Mines, maps and rooms
Various bits and pieces this week, slightly slower due to holidays.
Better mine map
Tall title for miniscule changes, but a regular mine map includes the mine cart track (as before) but also miners scattered throughout the level and ore scattered around walls only. Now, the interesting thing is that, at native plugin level, I don't need to define anything else besides "miner" and "ore". Maybe some graphic for visualisation like the ones I show in these editor screenshots. These names will be resolved on the C# side. We'll know that we have e.g. 10 "miner" instances at positions p1,p2,p3,etc, and 25 ore instances at ... For each miner instance, C# will pick up the corresponding entity creation configuration from a dictionary and will instantiate a miner. This configuration will depend on what type of mine it is, what city-state it will belong to, etc, to determine creature race, relations to the player and so on. Same for ore: the type of mine will inform what ore it is, and I think that's about it.
Map generation stream output
I already have json support for dungeon output, and while it's nice, it can get a bit large, and I'm worried about parsing times. I used to have a stream representation previously, so I decided to do something similar, that conveniently enough ended up being simpler. I've only done the C++ side so far, but there are no visible issues. Effectively, the results of the entire dungeon generation are saved in a stream of 16-bit unsigned integers. They are used to represent counts of instances, instance locations and indices to things in various predefined databases. The end result is very lightweight, far smaller than the json output and much much faster to parse. It is very much like a binary serialization format. I'd provide more details, but I think they might confuse more than be of any real use.

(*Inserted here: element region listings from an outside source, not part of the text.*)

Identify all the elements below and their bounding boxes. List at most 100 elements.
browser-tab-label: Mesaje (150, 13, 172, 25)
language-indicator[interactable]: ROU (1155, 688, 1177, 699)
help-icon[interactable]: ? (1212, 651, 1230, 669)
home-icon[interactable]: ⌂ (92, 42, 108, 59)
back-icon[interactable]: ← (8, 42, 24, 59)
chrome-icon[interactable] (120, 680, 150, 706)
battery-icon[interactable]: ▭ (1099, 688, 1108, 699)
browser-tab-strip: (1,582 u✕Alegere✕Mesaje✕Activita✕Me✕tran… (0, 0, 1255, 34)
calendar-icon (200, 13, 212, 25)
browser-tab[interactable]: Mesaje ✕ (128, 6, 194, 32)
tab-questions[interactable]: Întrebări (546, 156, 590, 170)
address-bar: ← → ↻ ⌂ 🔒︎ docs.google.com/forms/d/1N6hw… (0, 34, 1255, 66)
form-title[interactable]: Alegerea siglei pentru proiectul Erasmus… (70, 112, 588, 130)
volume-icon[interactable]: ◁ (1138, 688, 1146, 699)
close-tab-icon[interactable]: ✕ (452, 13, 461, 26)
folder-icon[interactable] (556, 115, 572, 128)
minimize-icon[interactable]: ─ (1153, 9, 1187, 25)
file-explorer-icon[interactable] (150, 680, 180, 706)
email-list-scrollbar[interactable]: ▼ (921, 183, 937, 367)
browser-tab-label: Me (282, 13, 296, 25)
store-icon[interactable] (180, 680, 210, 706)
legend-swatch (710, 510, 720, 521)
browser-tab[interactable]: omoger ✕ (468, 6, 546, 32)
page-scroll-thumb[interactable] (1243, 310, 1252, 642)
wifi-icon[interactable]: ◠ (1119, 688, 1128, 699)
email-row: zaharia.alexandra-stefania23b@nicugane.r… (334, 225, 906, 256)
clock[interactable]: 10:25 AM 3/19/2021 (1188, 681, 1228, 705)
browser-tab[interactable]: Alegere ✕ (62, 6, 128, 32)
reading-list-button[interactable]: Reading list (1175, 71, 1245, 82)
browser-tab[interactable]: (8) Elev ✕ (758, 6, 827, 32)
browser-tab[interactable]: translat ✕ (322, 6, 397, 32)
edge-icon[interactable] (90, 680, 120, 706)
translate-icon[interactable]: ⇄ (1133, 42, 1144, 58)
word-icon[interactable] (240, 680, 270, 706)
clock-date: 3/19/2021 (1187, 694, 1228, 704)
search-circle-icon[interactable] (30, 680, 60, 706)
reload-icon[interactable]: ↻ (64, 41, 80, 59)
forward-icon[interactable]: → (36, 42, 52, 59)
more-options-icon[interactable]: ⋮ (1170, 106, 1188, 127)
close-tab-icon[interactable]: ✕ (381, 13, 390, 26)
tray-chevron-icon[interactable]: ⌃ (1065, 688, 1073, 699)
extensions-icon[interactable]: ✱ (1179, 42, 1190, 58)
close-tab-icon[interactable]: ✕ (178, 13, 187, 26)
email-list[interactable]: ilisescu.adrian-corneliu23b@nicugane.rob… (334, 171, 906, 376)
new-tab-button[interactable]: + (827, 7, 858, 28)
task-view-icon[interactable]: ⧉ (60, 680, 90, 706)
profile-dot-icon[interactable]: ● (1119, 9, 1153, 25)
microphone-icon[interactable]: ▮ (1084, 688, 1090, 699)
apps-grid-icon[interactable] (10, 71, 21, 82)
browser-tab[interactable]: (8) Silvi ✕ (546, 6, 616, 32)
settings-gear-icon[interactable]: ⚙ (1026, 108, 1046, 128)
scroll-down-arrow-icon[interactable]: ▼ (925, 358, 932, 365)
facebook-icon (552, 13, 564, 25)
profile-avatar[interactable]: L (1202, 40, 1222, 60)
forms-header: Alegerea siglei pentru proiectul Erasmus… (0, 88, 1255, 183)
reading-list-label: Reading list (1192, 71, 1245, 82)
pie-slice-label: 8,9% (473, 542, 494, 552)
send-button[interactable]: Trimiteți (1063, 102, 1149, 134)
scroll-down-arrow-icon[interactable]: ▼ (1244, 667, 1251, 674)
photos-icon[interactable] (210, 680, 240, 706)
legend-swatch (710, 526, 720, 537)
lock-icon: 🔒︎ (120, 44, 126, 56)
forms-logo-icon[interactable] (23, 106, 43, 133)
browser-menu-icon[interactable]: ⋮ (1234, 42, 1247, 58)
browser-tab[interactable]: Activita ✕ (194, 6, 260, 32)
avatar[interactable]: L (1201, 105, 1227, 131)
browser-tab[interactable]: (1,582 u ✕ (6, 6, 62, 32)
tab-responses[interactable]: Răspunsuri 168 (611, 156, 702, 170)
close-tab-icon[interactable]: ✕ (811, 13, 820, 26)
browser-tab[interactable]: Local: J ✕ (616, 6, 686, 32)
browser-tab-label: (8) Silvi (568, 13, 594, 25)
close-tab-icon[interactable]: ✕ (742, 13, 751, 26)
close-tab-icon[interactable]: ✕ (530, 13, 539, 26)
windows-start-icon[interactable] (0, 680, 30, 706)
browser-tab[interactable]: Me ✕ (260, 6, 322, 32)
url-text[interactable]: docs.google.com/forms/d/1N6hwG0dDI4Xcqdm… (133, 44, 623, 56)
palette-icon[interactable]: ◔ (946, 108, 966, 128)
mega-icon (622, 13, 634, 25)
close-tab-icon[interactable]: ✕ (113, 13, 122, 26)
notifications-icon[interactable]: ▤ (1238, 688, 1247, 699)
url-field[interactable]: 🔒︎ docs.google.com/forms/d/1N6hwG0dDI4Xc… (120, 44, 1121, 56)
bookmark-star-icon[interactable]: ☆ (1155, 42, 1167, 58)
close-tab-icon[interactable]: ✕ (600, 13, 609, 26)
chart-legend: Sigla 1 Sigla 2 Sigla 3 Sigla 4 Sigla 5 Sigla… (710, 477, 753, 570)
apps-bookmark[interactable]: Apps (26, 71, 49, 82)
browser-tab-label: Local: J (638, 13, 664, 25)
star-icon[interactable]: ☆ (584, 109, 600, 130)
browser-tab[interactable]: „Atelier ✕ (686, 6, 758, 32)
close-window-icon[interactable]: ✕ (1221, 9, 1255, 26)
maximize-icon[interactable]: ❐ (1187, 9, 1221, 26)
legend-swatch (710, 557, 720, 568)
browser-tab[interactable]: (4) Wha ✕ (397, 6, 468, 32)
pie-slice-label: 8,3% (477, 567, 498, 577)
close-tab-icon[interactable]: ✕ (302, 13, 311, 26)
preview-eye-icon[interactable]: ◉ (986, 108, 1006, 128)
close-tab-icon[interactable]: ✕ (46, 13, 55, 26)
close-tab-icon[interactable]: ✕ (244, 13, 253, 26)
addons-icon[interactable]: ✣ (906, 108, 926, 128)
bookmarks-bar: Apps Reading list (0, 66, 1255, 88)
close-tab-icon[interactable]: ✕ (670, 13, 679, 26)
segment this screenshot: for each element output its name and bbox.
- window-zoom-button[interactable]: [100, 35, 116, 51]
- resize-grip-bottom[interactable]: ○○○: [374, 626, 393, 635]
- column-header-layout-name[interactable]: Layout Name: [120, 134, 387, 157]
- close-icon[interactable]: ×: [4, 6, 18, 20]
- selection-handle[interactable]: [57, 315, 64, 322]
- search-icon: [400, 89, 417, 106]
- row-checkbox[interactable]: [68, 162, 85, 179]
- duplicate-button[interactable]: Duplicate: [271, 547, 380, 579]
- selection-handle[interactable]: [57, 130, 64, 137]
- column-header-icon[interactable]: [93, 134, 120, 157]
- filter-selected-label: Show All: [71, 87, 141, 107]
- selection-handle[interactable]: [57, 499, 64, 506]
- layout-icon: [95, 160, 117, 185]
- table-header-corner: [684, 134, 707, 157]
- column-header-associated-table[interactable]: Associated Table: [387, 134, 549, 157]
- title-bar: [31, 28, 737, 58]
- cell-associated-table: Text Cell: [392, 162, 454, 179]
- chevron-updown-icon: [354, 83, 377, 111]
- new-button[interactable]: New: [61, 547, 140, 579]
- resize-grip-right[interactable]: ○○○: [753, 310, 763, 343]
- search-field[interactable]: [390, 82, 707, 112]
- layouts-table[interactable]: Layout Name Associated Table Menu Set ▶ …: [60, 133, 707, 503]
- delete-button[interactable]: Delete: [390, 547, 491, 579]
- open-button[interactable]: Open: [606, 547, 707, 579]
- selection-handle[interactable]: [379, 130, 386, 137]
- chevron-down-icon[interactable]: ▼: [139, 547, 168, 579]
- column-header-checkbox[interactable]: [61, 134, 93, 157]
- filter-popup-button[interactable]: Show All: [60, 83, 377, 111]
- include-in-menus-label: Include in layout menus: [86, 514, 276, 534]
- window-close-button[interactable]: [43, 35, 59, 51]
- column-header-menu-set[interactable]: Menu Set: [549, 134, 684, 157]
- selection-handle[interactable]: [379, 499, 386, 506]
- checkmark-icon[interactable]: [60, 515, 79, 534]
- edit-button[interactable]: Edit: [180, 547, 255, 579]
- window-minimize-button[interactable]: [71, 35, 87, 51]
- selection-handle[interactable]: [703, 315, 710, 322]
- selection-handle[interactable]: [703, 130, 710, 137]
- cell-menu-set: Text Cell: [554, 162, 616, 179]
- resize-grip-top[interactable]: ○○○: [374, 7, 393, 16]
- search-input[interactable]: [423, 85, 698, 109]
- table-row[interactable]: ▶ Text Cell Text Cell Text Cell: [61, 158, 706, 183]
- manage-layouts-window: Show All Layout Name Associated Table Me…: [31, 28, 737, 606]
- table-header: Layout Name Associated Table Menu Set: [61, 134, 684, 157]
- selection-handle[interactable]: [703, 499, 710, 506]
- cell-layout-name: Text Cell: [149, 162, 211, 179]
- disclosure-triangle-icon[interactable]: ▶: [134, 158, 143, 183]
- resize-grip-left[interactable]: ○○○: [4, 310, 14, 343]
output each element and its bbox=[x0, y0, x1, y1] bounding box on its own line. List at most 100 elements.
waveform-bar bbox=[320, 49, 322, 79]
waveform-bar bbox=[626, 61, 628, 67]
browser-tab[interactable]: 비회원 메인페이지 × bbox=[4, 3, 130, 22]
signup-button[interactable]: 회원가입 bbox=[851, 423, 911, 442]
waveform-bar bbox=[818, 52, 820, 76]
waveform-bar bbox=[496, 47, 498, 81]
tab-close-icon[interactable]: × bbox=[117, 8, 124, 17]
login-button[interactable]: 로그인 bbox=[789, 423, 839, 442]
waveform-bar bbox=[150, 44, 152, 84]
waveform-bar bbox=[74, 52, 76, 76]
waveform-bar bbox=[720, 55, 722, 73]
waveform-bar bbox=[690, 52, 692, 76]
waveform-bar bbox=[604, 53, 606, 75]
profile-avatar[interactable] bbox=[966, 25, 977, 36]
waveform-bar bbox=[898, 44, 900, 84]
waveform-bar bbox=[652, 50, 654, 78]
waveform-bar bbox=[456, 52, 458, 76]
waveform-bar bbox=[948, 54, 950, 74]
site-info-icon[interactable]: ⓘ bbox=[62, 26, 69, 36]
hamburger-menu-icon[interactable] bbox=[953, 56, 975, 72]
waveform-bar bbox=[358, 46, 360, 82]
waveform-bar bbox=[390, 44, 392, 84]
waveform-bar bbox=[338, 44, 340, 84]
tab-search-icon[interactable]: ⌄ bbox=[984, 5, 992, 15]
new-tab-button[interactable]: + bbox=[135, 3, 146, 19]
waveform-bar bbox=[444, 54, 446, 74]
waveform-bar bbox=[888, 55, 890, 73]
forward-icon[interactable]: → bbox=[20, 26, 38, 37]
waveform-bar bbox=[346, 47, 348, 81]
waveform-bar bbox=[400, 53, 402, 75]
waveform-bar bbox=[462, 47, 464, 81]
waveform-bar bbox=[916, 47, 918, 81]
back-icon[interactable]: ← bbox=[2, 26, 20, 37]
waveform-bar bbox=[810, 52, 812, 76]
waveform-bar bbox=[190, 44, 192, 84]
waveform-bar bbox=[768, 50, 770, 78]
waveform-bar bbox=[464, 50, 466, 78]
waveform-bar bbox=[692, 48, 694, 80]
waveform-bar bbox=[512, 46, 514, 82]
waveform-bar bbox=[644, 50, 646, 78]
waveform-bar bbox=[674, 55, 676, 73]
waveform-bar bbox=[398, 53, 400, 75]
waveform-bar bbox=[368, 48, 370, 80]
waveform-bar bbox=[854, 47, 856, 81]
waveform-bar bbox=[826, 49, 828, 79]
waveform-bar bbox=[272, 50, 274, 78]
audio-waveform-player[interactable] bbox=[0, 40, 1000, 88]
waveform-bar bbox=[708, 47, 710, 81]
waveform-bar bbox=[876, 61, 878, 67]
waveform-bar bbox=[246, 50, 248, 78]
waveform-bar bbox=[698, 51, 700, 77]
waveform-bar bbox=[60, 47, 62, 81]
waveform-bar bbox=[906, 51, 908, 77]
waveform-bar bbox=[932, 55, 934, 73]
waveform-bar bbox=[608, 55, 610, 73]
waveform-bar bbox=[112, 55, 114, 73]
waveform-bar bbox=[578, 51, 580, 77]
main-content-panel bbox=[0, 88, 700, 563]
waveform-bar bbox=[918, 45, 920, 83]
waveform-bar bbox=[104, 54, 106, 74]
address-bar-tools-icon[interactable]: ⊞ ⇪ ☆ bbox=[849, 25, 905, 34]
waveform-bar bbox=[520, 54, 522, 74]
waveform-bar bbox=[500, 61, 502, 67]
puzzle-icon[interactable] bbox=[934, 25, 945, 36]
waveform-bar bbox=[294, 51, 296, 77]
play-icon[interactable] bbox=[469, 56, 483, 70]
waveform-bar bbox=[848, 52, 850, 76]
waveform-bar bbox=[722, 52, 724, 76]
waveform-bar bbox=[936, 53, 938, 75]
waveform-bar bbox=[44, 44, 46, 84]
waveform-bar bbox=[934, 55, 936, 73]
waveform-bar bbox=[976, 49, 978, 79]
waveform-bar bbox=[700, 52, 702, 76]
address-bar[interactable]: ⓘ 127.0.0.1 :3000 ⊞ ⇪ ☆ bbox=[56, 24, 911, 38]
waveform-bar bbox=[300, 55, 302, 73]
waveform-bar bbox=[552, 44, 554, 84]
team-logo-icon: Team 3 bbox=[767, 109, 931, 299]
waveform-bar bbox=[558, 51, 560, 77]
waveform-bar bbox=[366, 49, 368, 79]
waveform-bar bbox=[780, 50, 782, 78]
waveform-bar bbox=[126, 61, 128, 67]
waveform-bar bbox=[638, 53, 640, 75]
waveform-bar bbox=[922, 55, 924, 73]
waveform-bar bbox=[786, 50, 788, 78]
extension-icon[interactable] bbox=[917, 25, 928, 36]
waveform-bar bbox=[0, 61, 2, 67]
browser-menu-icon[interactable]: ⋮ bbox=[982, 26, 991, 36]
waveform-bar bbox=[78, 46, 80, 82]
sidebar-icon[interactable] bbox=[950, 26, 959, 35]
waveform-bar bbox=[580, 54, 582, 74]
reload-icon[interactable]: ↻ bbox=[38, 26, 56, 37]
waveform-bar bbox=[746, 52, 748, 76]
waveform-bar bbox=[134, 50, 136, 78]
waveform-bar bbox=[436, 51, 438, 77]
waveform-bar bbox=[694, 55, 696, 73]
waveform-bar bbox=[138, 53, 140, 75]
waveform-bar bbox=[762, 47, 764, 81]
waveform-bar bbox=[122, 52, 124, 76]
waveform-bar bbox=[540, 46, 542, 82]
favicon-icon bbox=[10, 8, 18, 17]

Room prefabs: new room types and uniqueness
More work on room prefabs, due to some latest requirements. I have two extra requirements based on brainstorming: rooms with some destructed walls, to represent ruins of buildings, and rooms (typically rectangular) that are missing one or more walls, so they have 1,2 or 3 sides built. The former are super useful in ruined areas of course, while the latter are useful for some particular structures, e.g. representing a lean-to, or a horse stable. Ruined rooms still get automatic assignment of doors if none are specified, but rooms with missing wall sides do not.
Another thing that needed to change based on the above was how rooms are instantiated. Previously, I'd instantiate each room type supported by the dungeon once, and replicate it and only modify where the doors are. But now, with support for destructed buildings, if I do that I end up with the exact same room, with the destruction at the exact same locations, and it looks terrible of course. One solution would be to manually create more destructed rooms and randomly select from them, but that does not scale very well. So, I have now changed the dungeon generation logic so if I end up using 50 instances of a room, I instantiate the layout 50 times. The only restriction is that the instantiations all need to result in a room that occupies a same-sized rectangle, as this coarse representation is used for checking collisions among rooms.
Finally, previously I had support for prefab transformations, e.g. rotations and flipping along an axis, to increase the number of apparent variations. But this had complexities with autotiles and to be honest it's not needed any more if I specify the contents with a prefab placement algorithm, so that's some code removed, on the C# side mainly.
That is all for now, have a nice weekend!